The Future of Fog Computing

We have become used to the idea of “cloud” computing, which means both storing data and and doing processing that is distributed across many remote systems. We are just beginning to understand “the internet of things” (IOT) which is the concept that most “things” in our day to day life can become connected, can handle input and output, and can do some fundamental level of processing locally.

“Fog computing” combines cloud computing with IOT. Since there will eventually be a huge number of “things” on the internet, each with some capability to store data and process calculations, it will become possible to distribute data and processing across those things.
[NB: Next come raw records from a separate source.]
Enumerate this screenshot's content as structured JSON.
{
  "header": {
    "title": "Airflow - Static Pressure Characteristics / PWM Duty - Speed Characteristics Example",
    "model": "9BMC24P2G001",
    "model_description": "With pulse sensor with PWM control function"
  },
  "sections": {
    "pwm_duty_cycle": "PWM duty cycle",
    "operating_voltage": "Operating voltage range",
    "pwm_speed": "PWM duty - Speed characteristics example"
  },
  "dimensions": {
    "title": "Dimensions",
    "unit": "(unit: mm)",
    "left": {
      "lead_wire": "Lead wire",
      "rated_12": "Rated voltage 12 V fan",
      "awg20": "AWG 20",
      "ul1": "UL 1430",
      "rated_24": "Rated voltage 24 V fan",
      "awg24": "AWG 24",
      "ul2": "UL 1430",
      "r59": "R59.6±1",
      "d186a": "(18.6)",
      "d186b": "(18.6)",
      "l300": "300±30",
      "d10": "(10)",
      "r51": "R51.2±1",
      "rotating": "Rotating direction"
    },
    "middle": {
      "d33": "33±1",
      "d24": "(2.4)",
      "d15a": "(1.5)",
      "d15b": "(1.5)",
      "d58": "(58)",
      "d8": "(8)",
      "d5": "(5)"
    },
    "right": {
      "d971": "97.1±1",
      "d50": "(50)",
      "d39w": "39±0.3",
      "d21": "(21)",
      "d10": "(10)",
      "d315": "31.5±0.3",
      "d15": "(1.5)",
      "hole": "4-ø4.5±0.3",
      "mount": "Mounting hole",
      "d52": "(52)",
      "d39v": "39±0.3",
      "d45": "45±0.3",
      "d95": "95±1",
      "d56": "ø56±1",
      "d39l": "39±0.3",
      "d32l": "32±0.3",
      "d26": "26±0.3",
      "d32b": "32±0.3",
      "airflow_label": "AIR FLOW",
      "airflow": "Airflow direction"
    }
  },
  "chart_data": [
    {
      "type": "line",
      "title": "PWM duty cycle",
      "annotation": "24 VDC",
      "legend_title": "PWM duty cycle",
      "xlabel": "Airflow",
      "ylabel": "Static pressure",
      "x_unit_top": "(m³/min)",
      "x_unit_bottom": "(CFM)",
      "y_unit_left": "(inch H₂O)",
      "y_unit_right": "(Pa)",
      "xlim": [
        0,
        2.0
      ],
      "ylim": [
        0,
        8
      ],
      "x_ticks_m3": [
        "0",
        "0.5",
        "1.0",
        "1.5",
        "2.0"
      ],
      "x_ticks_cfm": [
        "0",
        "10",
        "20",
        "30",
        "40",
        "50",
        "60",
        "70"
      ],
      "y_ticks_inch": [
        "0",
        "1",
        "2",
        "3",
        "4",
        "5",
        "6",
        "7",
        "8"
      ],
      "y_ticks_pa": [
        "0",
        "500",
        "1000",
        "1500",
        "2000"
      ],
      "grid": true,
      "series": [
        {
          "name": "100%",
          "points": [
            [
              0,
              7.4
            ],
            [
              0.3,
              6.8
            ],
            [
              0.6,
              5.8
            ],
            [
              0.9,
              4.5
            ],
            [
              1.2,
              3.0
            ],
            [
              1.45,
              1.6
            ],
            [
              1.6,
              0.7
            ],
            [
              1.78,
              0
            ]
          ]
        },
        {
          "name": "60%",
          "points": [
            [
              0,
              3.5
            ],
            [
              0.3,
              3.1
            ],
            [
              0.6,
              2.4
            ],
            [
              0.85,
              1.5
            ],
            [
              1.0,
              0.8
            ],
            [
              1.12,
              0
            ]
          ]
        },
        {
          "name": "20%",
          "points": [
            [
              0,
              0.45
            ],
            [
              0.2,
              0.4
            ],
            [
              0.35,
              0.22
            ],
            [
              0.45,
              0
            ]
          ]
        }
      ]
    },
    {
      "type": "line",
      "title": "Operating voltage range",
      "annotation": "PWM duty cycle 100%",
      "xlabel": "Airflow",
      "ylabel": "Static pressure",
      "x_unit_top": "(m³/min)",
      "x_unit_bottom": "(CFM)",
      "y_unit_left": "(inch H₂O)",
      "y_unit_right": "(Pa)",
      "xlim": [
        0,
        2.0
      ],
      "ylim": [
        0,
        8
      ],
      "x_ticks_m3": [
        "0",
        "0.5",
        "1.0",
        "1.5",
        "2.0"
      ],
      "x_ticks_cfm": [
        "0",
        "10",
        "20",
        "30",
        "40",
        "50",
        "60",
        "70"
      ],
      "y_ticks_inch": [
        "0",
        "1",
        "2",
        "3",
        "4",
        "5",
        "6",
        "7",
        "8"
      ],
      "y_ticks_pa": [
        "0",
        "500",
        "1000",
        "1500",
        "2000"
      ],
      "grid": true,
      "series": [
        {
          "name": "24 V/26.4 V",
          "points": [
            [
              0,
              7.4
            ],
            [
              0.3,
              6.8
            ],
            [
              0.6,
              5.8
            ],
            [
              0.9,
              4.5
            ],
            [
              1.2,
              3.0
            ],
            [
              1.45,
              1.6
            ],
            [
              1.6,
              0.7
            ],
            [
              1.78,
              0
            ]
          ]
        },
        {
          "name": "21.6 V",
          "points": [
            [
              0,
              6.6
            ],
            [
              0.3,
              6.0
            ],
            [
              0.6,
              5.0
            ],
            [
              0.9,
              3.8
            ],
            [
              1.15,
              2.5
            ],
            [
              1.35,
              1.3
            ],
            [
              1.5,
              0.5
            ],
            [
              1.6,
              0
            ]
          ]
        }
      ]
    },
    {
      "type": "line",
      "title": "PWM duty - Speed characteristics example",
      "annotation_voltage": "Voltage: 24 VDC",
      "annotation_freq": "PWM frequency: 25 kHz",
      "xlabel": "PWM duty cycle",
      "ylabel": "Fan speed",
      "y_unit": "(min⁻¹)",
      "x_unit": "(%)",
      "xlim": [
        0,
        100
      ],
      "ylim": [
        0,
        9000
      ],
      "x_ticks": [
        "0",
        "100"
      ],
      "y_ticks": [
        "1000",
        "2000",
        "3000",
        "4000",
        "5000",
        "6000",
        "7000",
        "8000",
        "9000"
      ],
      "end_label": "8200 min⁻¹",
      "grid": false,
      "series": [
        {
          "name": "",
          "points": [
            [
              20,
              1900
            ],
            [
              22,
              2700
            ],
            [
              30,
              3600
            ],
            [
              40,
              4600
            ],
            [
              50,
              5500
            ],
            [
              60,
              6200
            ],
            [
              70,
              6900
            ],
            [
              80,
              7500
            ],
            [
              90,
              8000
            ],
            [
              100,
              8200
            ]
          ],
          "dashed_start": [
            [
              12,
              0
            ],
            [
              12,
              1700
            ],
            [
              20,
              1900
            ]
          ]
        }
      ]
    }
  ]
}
Fog networking architecture has the potential to improve efficiency in network communications by shortening the distance and allowing at least preliminary processing to take place closer to the local point of origination.

Fog Networking: An Overview on Research Opportunities – [princeton.edu]

A. Introduction
The past 15 years have seen the rise of the Cloud, along with rapid increase in Internet backbone traffic and more sophisticated cellular core networks. There are three different types of “Clouds:” (1) data center, (2) backbone IP network and (3) cellular core network, responsible for computation, storage, communication and network management. Now the functions of these three types of Clouds are “descending” to be among or near the end users, i.e., to the edge of networks, as “Fog.”

We take the following as a working definition of Fog Networks: “It is an architecture that users one or a collaborative multitude of end-user clients or near-user edge devices to carry out a substantial amount of storage, communication and management.” Architecture allocates functionalities. Engineering artifacts that may use a Fog architecture include 5G, home/personal networking, and the Internet of Things.